Há bons COEs no mercado. A mim, sempre interessou a matriz de retornos potenciais que caracteriza o produto. Perdas limitadas no caso negativo, ganhos grandes no cenário positivo.

21 de fevereiro de 2019
12:25

Pela ordem. O primeiro assunto é questão de justiça, o elemento existente para organizar a desordem, permitindo assim a harmonia na busca do Bem – o conceito mais Absoluto na Paideia de Platão. A educação e a formação ética do homem requerem uma abordagem ampla e completa – o escopo da educação financeira é só um pedacinho de uma composição de ginástica, gramática, retórica, música, matemática, história, filosofia.
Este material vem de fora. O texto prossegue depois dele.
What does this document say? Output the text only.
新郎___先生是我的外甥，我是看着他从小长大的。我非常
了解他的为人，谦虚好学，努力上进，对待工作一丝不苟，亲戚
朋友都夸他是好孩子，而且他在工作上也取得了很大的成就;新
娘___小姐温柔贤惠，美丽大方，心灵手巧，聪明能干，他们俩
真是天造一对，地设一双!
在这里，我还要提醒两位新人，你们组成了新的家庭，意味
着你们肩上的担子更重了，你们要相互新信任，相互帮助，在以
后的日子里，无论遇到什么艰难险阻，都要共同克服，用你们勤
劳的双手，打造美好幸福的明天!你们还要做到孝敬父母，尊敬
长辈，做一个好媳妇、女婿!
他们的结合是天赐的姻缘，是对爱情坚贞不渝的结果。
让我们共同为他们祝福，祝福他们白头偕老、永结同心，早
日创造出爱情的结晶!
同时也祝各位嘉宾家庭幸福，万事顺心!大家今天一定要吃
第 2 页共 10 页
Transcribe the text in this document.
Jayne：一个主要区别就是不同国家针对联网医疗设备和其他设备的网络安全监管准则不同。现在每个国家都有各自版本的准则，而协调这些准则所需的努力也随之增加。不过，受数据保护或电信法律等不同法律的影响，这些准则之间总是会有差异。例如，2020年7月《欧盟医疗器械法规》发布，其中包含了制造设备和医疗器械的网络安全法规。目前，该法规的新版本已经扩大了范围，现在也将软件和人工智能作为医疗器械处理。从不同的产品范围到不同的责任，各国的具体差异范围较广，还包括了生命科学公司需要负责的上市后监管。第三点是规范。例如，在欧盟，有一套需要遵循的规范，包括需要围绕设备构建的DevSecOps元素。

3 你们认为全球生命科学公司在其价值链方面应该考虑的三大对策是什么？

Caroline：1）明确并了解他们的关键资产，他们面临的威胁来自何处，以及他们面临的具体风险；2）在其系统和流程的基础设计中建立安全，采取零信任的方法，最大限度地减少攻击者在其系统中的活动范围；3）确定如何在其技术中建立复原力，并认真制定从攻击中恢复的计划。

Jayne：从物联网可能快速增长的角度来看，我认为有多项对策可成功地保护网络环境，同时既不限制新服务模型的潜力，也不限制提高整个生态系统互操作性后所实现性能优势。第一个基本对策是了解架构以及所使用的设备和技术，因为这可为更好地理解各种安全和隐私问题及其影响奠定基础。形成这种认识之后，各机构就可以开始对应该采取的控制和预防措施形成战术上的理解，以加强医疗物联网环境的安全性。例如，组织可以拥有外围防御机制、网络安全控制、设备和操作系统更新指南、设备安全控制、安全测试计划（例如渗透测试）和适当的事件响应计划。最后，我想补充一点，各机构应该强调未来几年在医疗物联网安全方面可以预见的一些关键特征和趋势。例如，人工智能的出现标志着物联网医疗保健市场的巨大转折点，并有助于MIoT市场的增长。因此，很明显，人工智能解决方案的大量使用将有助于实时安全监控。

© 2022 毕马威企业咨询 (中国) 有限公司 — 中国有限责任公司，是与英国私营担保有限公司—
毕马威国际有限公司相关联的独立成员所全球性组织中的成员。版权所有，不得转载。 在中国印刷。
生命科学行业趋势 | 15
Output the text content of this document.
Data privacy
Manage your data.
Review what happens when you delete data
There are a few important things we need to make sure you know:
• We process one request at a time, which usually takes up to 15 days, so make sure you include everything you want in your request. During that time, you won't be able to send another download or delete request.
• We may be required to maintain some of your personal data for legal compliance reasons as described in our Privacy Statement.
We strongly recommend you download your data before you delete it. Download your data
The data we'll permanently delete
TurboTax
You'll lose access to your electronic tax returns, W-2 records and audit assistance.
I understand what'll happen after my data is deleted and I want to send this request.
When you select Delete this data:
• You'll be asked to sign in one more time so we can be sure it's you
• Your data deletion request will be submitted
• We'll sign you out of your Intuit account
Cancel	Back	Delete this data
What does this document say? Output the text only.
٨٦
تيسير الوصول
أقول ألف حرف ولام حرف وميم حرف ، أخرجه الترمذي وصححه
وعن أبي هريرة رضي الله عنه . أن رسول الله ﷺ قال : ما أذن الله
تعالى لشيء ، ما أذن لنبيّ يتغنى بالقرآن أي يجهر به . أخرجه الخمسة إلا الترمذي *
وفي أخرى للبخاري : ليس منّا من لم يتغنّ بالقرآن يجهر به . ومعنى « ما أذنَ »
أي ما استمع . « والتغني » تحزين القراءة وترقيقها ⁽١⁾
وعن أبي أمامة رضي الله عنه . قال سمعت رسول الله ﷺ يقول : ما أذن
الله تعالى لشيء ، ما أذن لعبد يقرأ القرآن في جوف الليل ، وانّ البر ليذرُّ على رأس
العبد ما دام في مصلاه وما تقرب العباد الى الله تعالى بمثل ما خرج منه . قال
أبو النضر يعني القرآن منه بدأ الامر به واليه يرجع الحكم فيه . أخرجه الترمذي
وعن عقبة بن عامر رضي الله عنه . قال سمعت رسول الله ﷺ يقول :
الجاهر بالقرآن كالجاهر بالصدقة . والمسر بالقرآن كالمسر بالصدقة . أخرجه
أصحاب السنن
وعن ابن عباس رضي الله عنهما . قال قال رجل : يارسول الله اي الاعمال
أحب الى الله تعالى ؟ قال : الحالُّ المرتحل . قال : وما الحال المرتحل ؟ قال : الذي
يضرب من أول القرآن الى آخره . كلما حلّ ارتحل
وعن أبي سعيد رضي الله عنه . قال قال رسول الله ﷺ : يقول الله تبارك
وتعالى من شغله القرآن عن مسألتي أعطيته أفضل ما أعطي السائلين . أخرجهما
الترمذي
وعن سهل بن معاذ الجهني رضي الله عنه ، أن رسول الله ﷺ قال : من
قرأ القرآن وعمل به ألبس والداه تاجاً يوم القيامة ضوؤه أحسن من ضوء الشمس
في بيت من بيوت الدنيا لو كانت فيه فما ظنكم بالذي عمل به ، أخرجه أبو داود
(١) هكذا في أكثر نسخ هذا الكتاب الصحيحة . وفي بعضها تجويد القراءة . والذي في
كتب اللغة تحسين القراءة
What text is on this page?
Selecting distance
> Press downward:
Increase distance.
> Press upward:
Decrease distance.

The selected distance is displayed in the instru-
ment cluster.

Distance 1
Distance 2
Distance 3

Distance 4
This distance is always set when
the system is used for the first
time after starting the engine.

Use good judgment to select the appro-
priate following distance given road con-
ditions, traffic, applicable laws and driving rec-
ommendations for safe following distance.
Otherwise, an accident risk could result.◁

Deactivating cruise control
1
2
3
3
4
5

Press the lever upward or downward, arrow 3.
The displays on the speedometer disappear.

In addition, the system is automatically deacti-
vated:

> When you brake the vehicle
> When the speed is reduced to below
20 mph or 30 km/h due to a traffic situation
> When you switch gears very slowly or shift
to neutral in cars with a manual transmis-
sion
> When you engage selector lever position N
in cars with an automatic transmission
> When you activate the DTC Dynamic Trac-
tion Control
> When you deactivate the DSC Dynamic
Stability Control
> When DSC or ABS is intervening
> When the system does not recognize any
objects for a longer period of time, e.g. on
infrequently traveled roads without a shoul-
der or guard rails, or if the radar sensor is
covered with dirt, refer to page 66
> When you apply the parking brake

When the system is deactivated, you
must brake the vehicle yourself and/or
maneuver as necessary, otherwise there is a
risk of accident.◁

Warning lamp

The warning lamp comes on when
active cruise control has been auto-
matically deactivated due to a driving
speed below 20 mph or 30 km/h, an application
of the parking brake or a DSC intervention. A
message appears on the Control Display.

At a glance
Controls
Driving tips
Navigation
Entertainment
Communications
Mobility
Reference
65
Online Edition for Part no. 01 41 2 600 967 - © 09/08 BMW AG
Ontem, voltei a questionar os COEs oferecidos por bancos e corretoras e a falta de transparência a eles associada. A essência dos comentários da véspera está preservada intacta. Algumas ponderações, porém, são necessárias.

A primeira delas é que, embora haja claramente problemas no segmento, existem também coisas boas e gente séria trabalhando para oferecer bons produtos. De fato, o COE é um produto de margem alta para bancos e corretoras, mas virou uma espécie de clichê, disfarçado de discurso sofisticado e politicamente correto, falar mal desse negócio. Agora, muita gente resolveu tecer críticas superficiais sobre os COEs sem sequer entender o que está ali dentro.

Em outras palavras, há bons COEs no mercado. A mim, sempre interessou a matriz de retornos potenciais que caracteriza o produto. Perdas limitadas no caso negativo (por vezes, até sem perdas potenciais nominalmente), ganhos grandes no cenário positivo.

Preciso também ser justo com a estruturação dos COEs. Ontem, especificamente, falei do produto alavancado sobre o fundo Pimco Income. É necessário apresentar o outro lado da moeda. Se o Morgan Stanley, na montagem do COE, acessasse o fundo de menor taxa, poderia até cobrar menos do investidor, mas não poderia alavancar tantas vezes o patrimônio, o que retiraria parte da atratividade do produto e de seus retornos potenciais.

Também é louvável a regra interna do compliance do Morgan Stanley de impedir custos maiores de 2 por cento ao ano para o investidor num produto desse, sendo que o banco fica com 0,35 por cento.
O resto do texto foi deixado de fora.